La rimozione delle barriere legislative riguardanti la razza ha influito ben poco sulle enormi barriere culturali innalzatesi durante il regime dell’apartheid. Il Sudafrica, denominato anche “nazione arcobaleno” per la grande varietà culturale che ospita, si ritrova ancora oggi schiacciato dal pesante fardello di 20 anni fa. Il sistema scolastico è rimasto “biforcato”, con una visibile divisione tra scuole d’eccellenza a maggioranza bianca e scuole sovraffollate con standard qualitativamente bassi a maggioranza nera.
Secondo le statistiche, chi frequenta il primo tipo di scuola accede a lavori che permettono un guadagno annuo 40% più alto di chi invece frequenta il secondo tipo. Questo ormai datato sistema scolastico va quindi a riflettersi sul mondo del lavoro, rendendo l’emancipazione dei giovani sudafricani di colore ancora molto difficile. La società tristemente dà segno ancora oggi di non essere pronta ad una completa integrazione: sulle 11 lingue ufficiali del paese molte scuole permettono solamente l’inglese e l’afrikaans, gli episodi di razzismo sono frequenti e le cosiddette “scuole d’eccellenza” mantengono rette troppo alte per permettere alla gran parte della popolazione di accedervi.

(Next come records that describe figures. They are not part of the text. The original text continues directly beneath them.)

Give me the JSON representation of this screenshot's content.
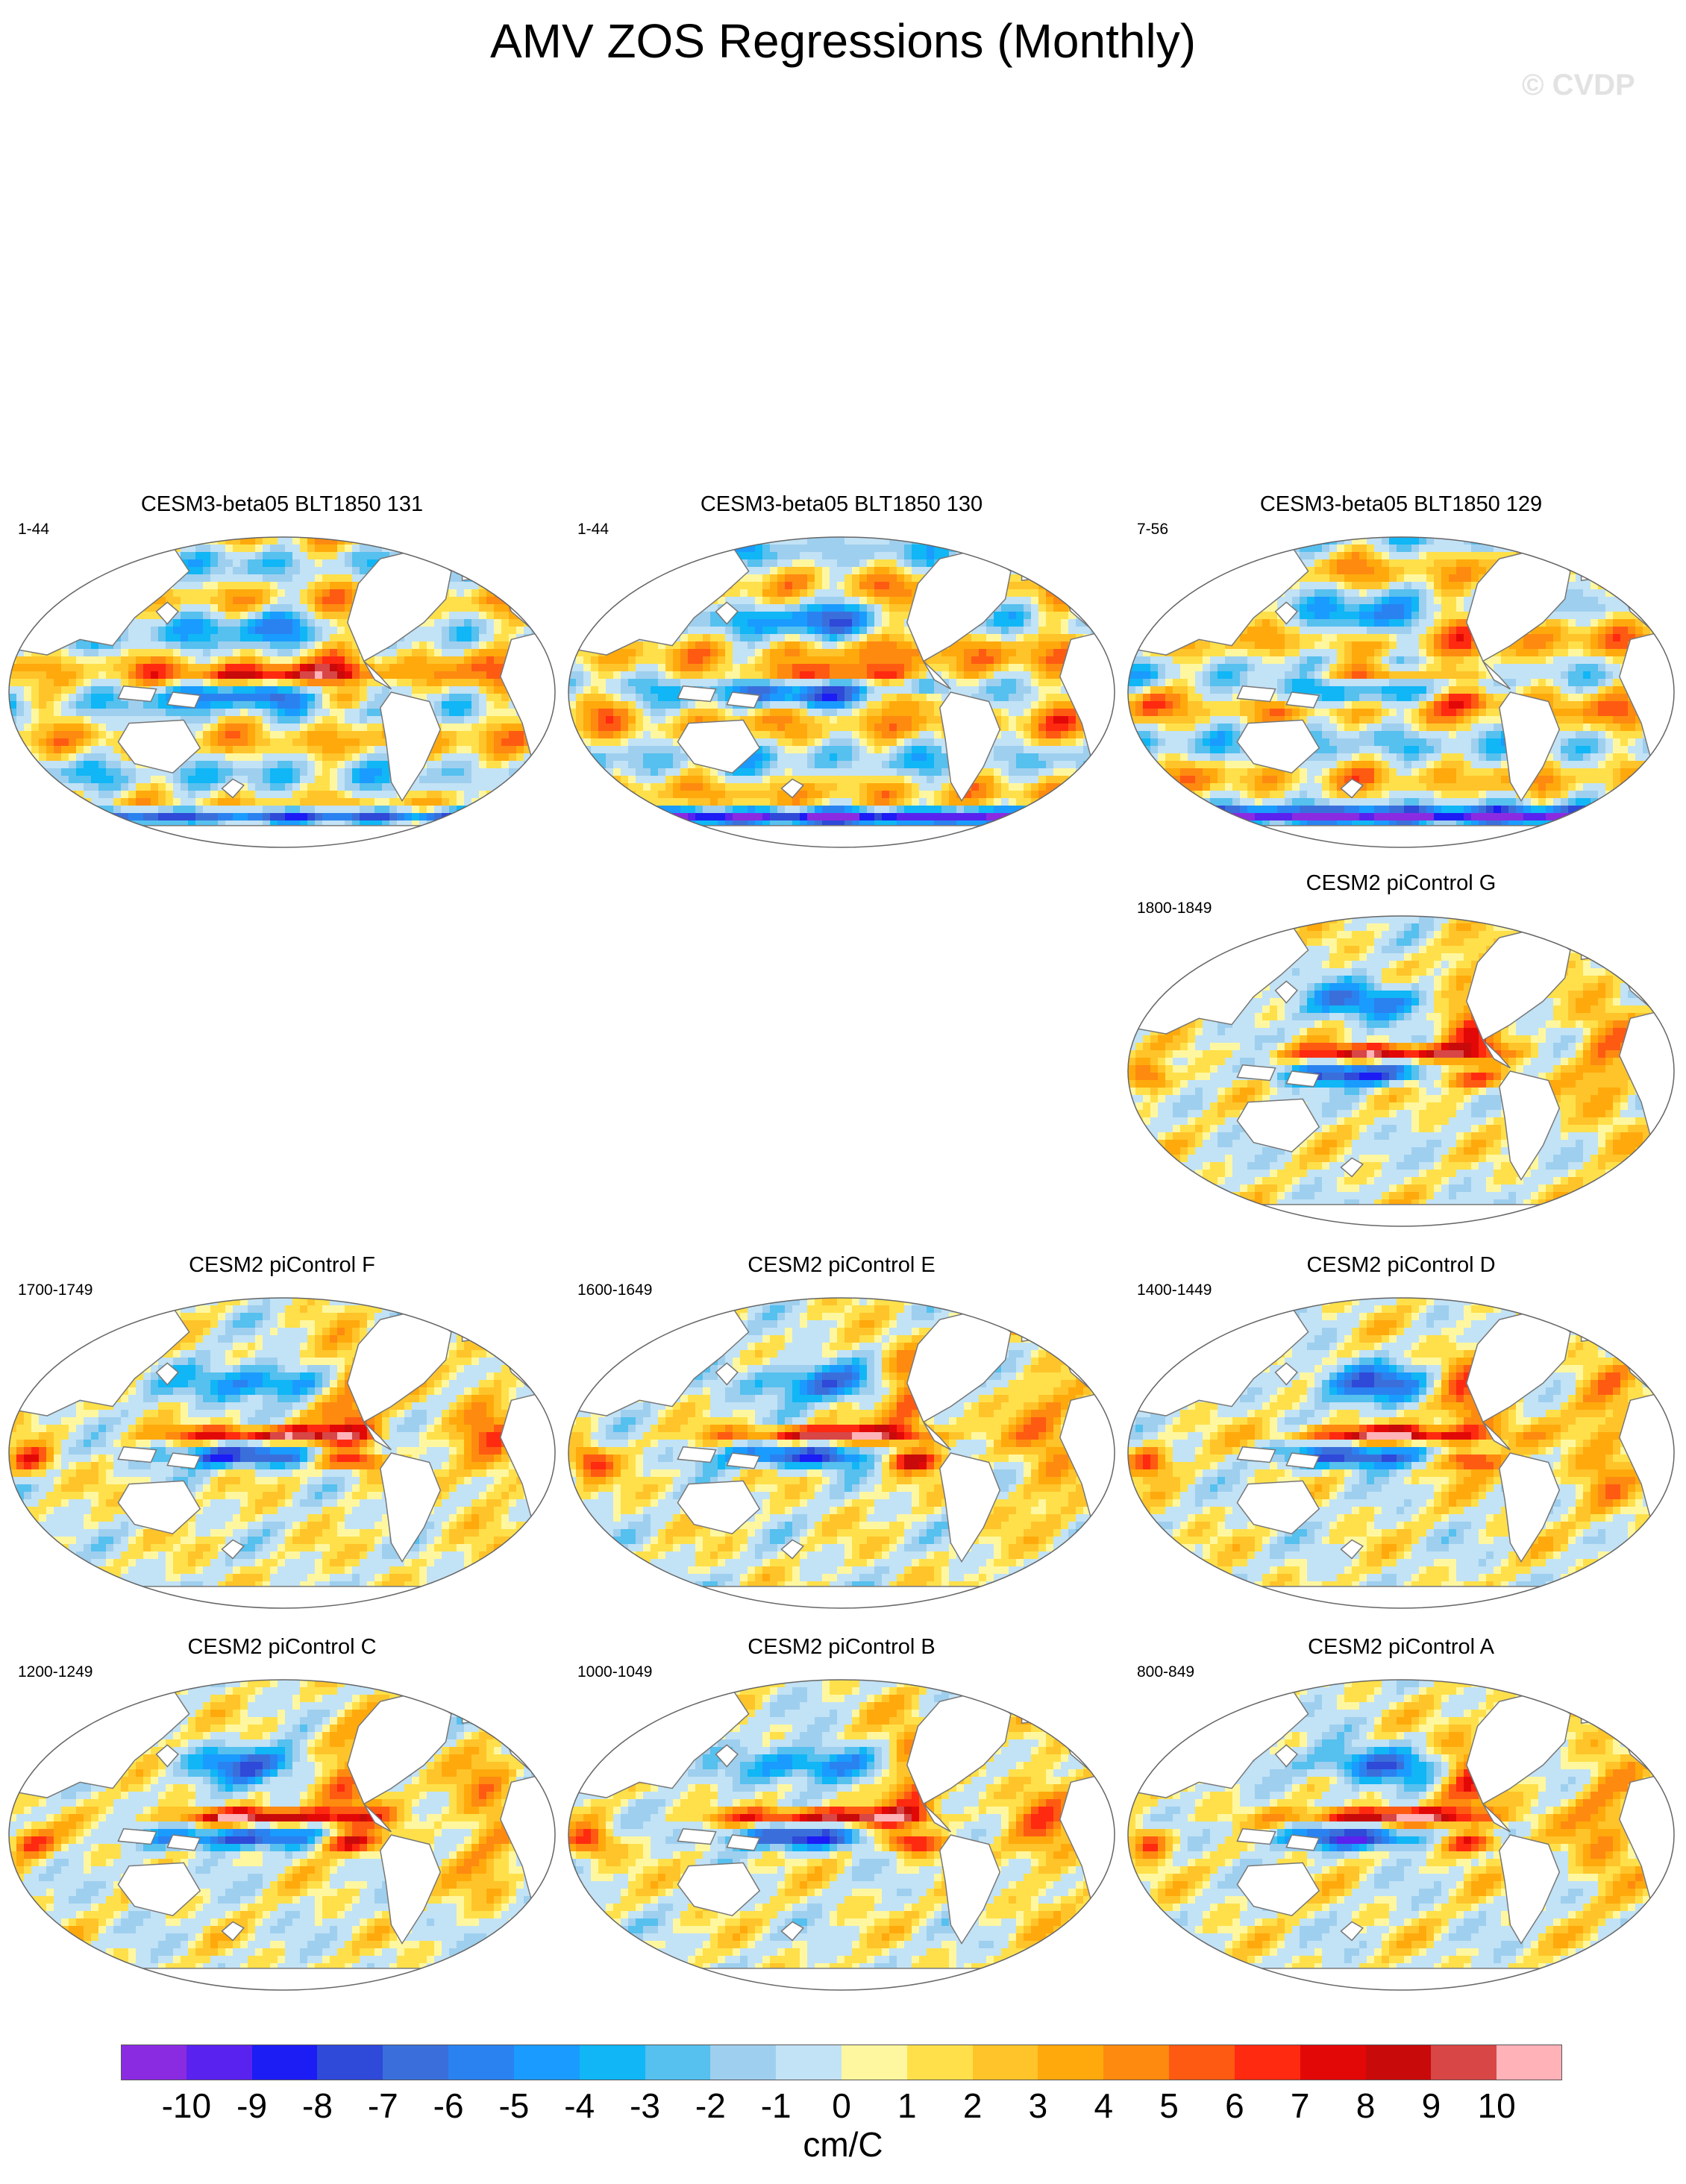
{
  "title": "AMV ZOS Regressions (Monthly)",
  "watermark": "© CVDP",
  "panels": [
    {
      "label": "CESM3-beta05 BLT1850 131",
      "years": "1-44"
    },
    {
      "label": "CESM3-beta05 BLT1850 130",
      "years": "1-44"
    },
    {
      "label": "CESM3-beta05 BLT1850 129",
      "years": "7-56"
    },
    {
      "label": "CESM2 piControl G",
      "years": "1800-1849"
    },
    {
      "label": "CESM2 piControl F",
      "years": "1700-1749"
    },
    {
      "label": "CESM2 piControl E",
      "years": "1600-1649"
    },
    {
      "label": "CESM2 piControl D",
      "years": "1400-1449"
    },
    {
      "label": "CESM2 piControl C",
      "years": "1200-1249"
    },
    {
      "label": "CESM2 piControl B",
      "years": "1000-1049"
    },
    {
      "label": "CESM2 piControl A",
      "years": "800-849"
    }
  ],
  "colorbar": {
    "units": "cm/C",
    "labels": [
      "-10",
      "-9",
      "-8",
      "-7",
      "-6",
      "-5",
      "-4",
      "-3",
      "-2",
      "-1",
      "0",
      "1",
      "2",
      "3",
      "4",
      "5",
      "6",
      "7",
      "8",
      "9",
      "10"
    ],
    "colors": [
      "#8a2be2",
      "#5a22ee",
      "#1c1cf5",
      "#2f49d8",
      "#3a6fdb",
      "#2a82f0",
      "#1a9bff",
      "#10b6f5",
      "#56c0ef",
      "#9fcfee",
      "#c2e2f6",
      "#fff7a0",
      "#ffe04a",
      "#ffc42a",
      "#ffa90c",
      "#ff8a10",
      "#ff5a12",
      "#ff2a10",
      "#e30808",
      "#c80a0a",
      "#d84646",
      "#ffb2b8"
    ]
  }
}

Le città sono ancora molto divise tra quartieri bianchi e quartieri neri, visibilmente più poveri. Da quando ho iniziato la mia esperienza in Sudafrica, paese per me magnifico nonostante i grandi difetti, ho sempre vissuto in un sorta di “bolla”. La piccola cittadina dove ho scelto di passare i miei 6 mesi è una delle città più ricche e sicure della nazione. Frequento la Rhenish Girls’ High, liceo esclusivamente femminile che fa parte di quelle esclusive “scuole d’eccellenza”. Ho scoperto tuttavia che è uno dei licei che sta facendo più progressi nell’integrazione: questo mi rende molto grata. Fin dal primo giorno, a scuola come a casa, sono stata esposta a decine di culture diverse, tutte per me ugualmente interessanti: il braai Afrikaans, che consiste in un delizioso barbecue locale, la lingua iXishosa, la pappa di mais tipica delle popolazioni di colore rurali… É un paese variopinto, interessante. A Stellenbosch, cittadina di circa 86000 abitanti, non sono molti gli exchange student ad arrivare ogni anno, quindi la gentilezza e l’accoglienza nei miei confronti sono state fantastiche e sono in molti a raccontarmi interessanti storie riguardanti la condizione del paese.
Le diverse culture si fondono, si mischiano a creare un ambiente unico nel suo genere. Tutte queste culture tuttavia rendono il sentimento di appartenenza alla nazione molto debole: il Sudafrica ancora oggi non si sente una nazione, non si sente unito. Sarà difficile per questo variegato paese raggiungere un’unità e accettazione culturale, ma se il cambiamento parte dai piccoli gesti, forse accettare le capigliature afro nelle scuole sarebbe già un buon inizio.